Each cell contains two copies of each gene, one from the father and one from the mother. Such a copy of a gene is called an allele. Due to genomic imprinting, only one of those two alleles is turned on, while the copy from the other parent is turned off. At least 100 genes in our DNA are affected by genomic imprinting, many of which play a role during development.

Once an imprinted allele is turned on or off in a sperm cell or egg cell, this allele remains in the same state during the entire development of the offspring that results from the fusion of the sperm and egg cell. Even though genes that are affected by genomic imprinting do not play a role in cell differentiation, Baubec is very interested in the mechanisms behind genomic imprinting. Baubec: "Imprinted genes are unique examples of epigenetic gene regulation. You have the same identical sequence in two different states in the same cell. By systematically studying this, we can learn how epigenetic modifications can turn genes on and off."

Recent publication

Even though DNA methylation potentially can turn a gene off, this does not necessarily mean that all methylated genes are deactivated, or that the methylation is memorized during cell division. In genetic regions that are affected by genomic imprinting, however, DNA methylation does result in a deactivation that is memorized during many cell divisions. In a recent scientific publication , Baubec and his team elucidate some of the characteristics of imprinted DNA regions that allow them to be turned on or off via methylation.

They identified features of the DNA sequences of these regions that were required for the maintenance of epigenetic states. Baubec: "We changed the sequence, we cut it into smaller pieces. By doing so, we were able to identify what makes it respond to methylation and what makes it stop responding." Baubec and his team also were able to identify proteins that regulate the epigenetic memory.

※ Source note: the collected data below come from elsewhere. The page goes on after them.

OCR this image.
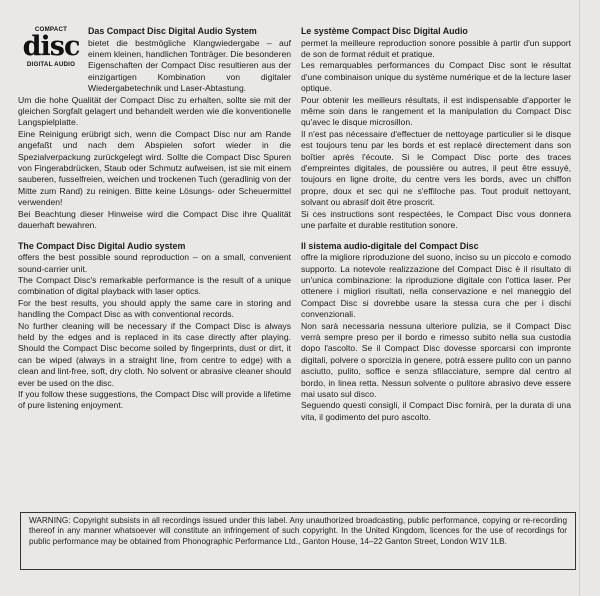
COMPACT
disc
DIGITAL AUDIO
Das Compact Disc Digital Audio System

bietet die bestmögliche Klangwiedergabe – auf einem kleinen, handlichen Tonträger. Die besonderen Eigenschaften der Compact Disc resultieren aus der einzigartigen Kombination von digitaler Wiedergabetechnik und Laser-Abtastung.

Um die hohe Qualität der Compact Disc zu erhalten, sollte sie mit der gleichen Sorgfalt gelagert und behandelt werden wie die konventionelle Langspielplatte.

Eine Reinigung erübrigt sich, wenn die Compact Disc nur am Rande angefaßt und nach dem Abspielen sofort wieder in die Spezialverpackung zurückgelegt wird. Sollte die Compact Disc Spuren von Fingerabdrücken, Staub oder Schmutz aufweisen, ist sie mit einem sauberen, fusselfreien, weichen und trockenen Tuch (geradlinig von der Mitte zum Rand) zu reinigen. Bitte keine Lösungs- oder Scheuermittel verwenden!

Bei Beachtung dieser Hinweise wird die Compact Disc ihre Qualität dauerhaft bewahren.

The Compact Disc Digital Audio system

offers the best possible sound reproduction – on a small, convenient sound-carrier unit.

The Compact Disc's remarkable performance is the result of a unique combination of digital playback with laser optics.

For the best results, you should apply the same care in storing and handling the Compact Disc as with conventional records.

No further cleaning will be necessary if the Compact Disc is always held by the edges and is replaced in its case directly after playing. Should the Compact Disc become soiled by fingerprints, dust or dirt, it can be wiped (always in a straight line, from centre to edge) with a clean and lint-free, soft, dry cloth. No solvent or abrasive cleaner should ever be used on the disc.

If you follow these suggestions, the Compact Disc will provide a lifetime of pure listening enjoyment.

Le système Compact Disc Digital Audio

permet la meilleure reproduction sonore possible à partir d'un support de son de format réduit et pratique.

Les remarquables performances du Compact Disc sont le résultat d'une combinaison unique du système numérique et de la lecture laser optique.

Pour obtenir les meilleurs résultats, il est indispensable d'apporter le même soin dans le rangement et la manipulation du Compact Disc qu'avec le disque microsillon.

Il n'est pas nécessaire d'effectuer de nettoyage particulier si le disque est toujours tenu par les bords et est replacé directement dans son boîtier après l'écoute. Si le Compact Disc porte des traces d'empreintes digitales, de poussière ou autres, il peut être essuyé, toujours en ligne droite, du centre vers les bords, avec un chiffon propre, doux et sec qui ne s'effiloche pas. Tout produit nettoyant, solvant ou abrasif doit être proscrit.

Si ces instructions sont respectées, le Compact Disc vous donnera une parfaite et durable restitution sonore.

Il sistema audio-digitale del Compact Disc

offre la migliore riproduzione del suono, inciso su un piccolo e comodo supporto. La notevole realizzazione del Compact Disc è il risultato di un'unica combinazione: la riproduzione digitale con l'ottica laser. Per ottenere i migliori risultati, nella conservazione e nel maneggio del Compact Disc si dovrebbe usare la stessa cura che per i dischi convenzionali.

Non sarà necessaria nessuna ulteriore pulizia, se il Compact Disc verrà sempre preso per il bordo e rimesso subito nella sua custodia dopo l'ascolto. Se il Compact Disc dovesse sporcarsi con impronte digitali, polvere o sporcizia in genere, potrà essere pulito con un panno asciutto, pulito, soffice e senza sfilacciature, sempre dal centro al bordo, in linea retta. Nessun solvente o pulitore abrasivo deve essere mai usato sul disco.

Seguendo questi consigli, il Compact Disc fornirà, per la durata di una vita, il godimento del puro ascolto.

WARNING: Copyright subsists in all recordings issued under this label. Any unauthorized broadcasting, public performance, copying or re-recording thereof in any manner whatsoever will constitute an infringement of such copyright. In the United Kingdom, licences for the use of recordings for public performance may be obtained from Phonographic Performance Ltd., Ganton House, 14–22 Ganton Street, London W1V 1LB.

The research on genomic imprinting is just one of many projects that run in his lab. It is a good example of how the group’s approaches their research. Baubec: "We like to simplify things. The way genes are regulated is extremely complex. There are many factors that play a role, like the characteristics of the DNA sequence and many proteins. These factors influence each other in ways that we might not even know."

Mechanisms in biology are just not very smart.

Baubec tries to break the complex reality down to smaller pieces, to be able to first understand what these factors are. Baubec: "If you do not do that, you can get completely lost in the multidimensional space of all these factors that interact and feedback. By taking baby steps, we can start playing around by combining the small pieces and trying to reconstitute what we observe in real life."

According to Baubec, this approach is the result of a larger challenge in biological research. Baubec: "Mechanisms in biology are just not very smart. In evolution, whatever works, works. And once it works, it is locked in. This is not something that we as scientists can really grasp. It works against our way of logic."

Implications for cancer research

The research on imprinted genes is fundamental, focusing on the basic understanding of how epigenetic mechanisms work. Yet, results might have implications for cancer research. Baubec: "In cancer, genes that suppress tumors are often methylated. So it might be that the cancer is caused because the methylation has turned off the suppressor, leading to tumors. There are techniques to remove the DNA methylation at specific sites by using enzymes. But we know that methylation does not always turn a gene off, and just removing the methylation often does not turn a gene back on. Knowledge from our research will help to target tumor suppressor genes where the methylation has actually turned off the gene. This will save a lot of time finding the right genes to target for this kind of therapy."